I had to pour ice water on Halfborn Gunderson’s head twice. Blitz grumbled something about ducks and told me to go away. When I tried to shake Hearth awake, he stuck one hand above the covers and signed, I am not here. T.J. bolted out of bed screaming, “CHARGE!” Fortunately he wasn’t armed, or he would’ve run me through.

Finally, everybody assembled in the main hall, where Skadi’s servants set out our last meal—sorry, our breakfast—of bread, cheese, and apple cider.

“This cider was made from the apples of immortality,” Skadi said. “Centuries ago, when my father kidnapped the goddess Idun, we fermented some of her apples into cider. It’s quite diluted. It won’t make you immortal, but it will give you a boost of endurance, at least long enough to get through the wilds of Niflheim.”

I drained the cup. The cider didn’t make me feel particularly boosted, but it did tingle a little. It settled the crackling and popping in my stomach.

After eating, we tried on our skis with varying degrees of success. Hearthstone waddled around gracefully in his (who knew elves could waddle gracefully?), while Blitz tried in vain to find a pair that matched his shoes. “Do you have anything smaller?” he asked. “Also, maybe in a dark brown? Like a mahogany?”

Skadi patted him on the head, which wasn’t something dwarves appreciated.

Mallory and Halfborn shuffled around with ease, but both of them had to help T.J. stay on his feet.

“Jefferson, I thought you grew up in New England,” Halfborn said. “You never skied?”

“I lived in a city,” T.J. grumbled. “Also, I’m Black. There weren’t a lot of Black guys skiing down the Boston waterfront in 1861.”

Sam looked a little awkward on her skis, but since she could fly, I wasn’t too worried about her.

As for Alex, she sat by an open window putting on a pair of hot-pink ski boots. Had she brought them with her? Had she tipped a servant a few kroner to find her a pair in Skadi’s supply closet? I had no idea, but she wouldn’t be skiing off to her death in bland white and gray. She wore a green fur cloak—Skadi must have skinned a few Grinches to make it—over her mauve jeans and green-and-pink sweater vest. To top off the look, she wore an Amelia Earhart–style aviator’s cap with her pink sunglasses. Just when I thought I’d seen all the outfits nobody but Alex could pull off, she pulled off a new one.

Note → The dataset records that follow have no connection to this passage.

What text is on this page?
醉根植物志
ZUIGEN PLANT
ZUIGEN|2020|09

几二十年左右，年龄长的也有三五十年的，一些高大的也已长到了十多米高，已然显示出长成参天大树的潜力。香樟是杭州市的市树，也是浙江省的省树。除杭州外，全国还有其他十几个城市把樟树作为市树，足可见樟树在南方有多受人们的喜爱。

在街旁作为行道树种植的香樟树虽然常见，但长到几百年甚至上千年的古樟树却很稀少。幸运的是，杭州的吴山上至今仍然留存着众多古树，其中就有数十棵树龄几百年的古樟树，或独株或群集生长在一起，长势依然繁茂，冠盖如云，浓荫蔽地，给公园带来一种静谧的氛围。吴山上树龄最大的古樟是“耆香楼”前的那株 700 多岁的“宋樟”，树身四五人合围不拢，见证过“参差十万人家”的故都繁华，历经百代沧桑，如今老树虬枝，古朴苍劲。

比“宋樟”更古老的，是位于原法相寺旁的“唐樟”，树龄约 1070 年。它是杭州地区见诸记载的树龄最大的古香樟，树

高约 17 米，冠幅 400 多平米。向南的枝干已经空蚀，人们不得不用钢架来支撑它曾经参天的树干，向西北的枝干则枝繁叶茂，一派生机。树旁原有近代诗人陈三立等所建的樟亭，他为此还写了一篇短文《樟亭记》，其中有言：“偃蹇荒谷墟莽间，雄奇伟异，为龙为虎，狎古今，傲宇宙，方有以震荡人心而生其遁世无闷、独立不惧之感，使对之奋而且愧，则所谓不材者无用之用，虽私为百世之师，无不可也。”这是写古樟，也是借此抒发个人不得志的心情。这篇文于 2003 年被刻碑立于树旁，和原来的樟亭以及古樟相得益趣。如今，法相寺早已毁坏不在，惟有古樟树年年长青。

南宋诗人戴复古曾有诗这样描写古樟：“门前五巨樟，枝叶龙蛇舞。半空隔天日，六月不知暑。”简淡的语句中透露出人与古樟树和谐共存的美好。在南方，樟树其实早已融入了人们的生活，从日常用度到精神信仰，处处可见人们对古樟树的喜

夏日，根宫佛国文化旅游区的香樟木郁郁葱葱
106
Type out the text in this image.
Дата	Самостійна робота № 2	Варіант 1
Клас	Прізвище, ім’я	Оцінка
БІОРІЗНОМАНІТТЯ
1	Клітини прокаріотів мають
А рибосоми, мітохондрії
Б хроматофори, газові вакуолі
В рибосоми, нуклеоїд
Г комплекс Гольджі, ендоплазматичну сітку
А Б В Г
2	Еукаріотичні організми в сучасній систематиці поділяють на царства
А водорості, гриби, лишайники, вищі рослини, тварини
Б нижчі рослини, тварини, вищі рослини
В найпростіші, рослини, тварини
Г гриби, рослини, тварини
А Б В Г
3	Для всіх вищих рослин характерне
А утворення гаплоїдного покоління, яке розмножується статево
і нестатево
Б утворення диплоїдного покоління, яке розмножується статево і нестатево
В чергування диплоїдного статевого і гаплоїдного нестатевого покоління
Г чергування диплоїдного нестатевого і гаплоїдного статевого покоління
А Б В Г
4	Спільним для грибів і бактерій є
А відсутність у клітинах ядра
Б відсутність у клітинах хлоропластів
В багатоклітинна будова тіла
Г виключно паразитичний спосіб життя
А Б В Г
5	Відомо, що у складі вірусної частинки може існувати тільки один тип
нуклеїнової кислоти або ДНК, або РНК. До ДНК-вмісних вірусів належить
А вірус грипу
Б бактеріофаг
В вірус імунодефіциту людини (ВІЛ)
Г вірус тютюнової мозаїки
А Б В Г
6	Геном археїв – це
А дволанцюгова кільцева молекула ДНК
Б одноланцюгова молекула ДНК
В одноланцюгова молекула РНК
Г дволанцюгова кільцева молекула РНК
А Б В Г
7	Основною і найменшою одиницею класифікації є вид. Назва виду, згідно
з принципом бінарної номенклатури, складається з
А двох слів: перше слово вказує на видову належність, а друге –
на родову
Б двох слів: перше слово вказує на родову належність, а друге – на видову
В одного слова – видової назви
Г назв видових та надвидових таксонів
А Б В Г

As she adjusted her skis, she paid no attention to the rest of us. (And by the rest of us, I mean me.) She seemed lost in her thoughts, maybe considering what she would say to her mother, Loki, before she attempted to garrote his head off.

At last we were all in skis, standing in pairs next to the open windows like a group of Olympic jumpers.

“Well, Magnus Chase,” Skadi said, “all that remains is the drinking of the mead.”

Sam, standing on my left, offered me the canteen.

“Oh.” I wondered if it was safe to drink mead before operating skis. Maybe the laws were more lax out here in the hinterlands. “You mean now?”

“Yes,” Skadi said. “Now.”

I uncapped the canteen. This was the moment of truth. We’d ventured across worlds and nearly died countless times. We’d feasted with Aegir, battled pottery with pottery, slain a dragon, and siphoned mead with an old rubber hose just so I could drink this honeyed blood beverage, which would hopefully make me poetic enough to talk smack about Loki.

I saw no point in doing a taste test. I chugged down the mead in three big gulps. I was expecting the taste of blood, but Kvasir’s Mead tasted more like…well, mead. It certainly didn’t burn like dragon’s blood, or even tingle like Skadi’s cider of not-quite-immortality.

“How do you feel?” Blitz asked hopefully. “Poetic?”

I burped. “I feel okay.”

“That’s it?” Alex demanded. “Say something impressive. Describe the storm.”

I gazed out the windows into the blizzard. “The storm looks…white. Also cold.”

Halfborn sighed. “We’re all dead.”

“Good luck, heroes!” Skadi called.

Then her servants pushed us out the windows into the void.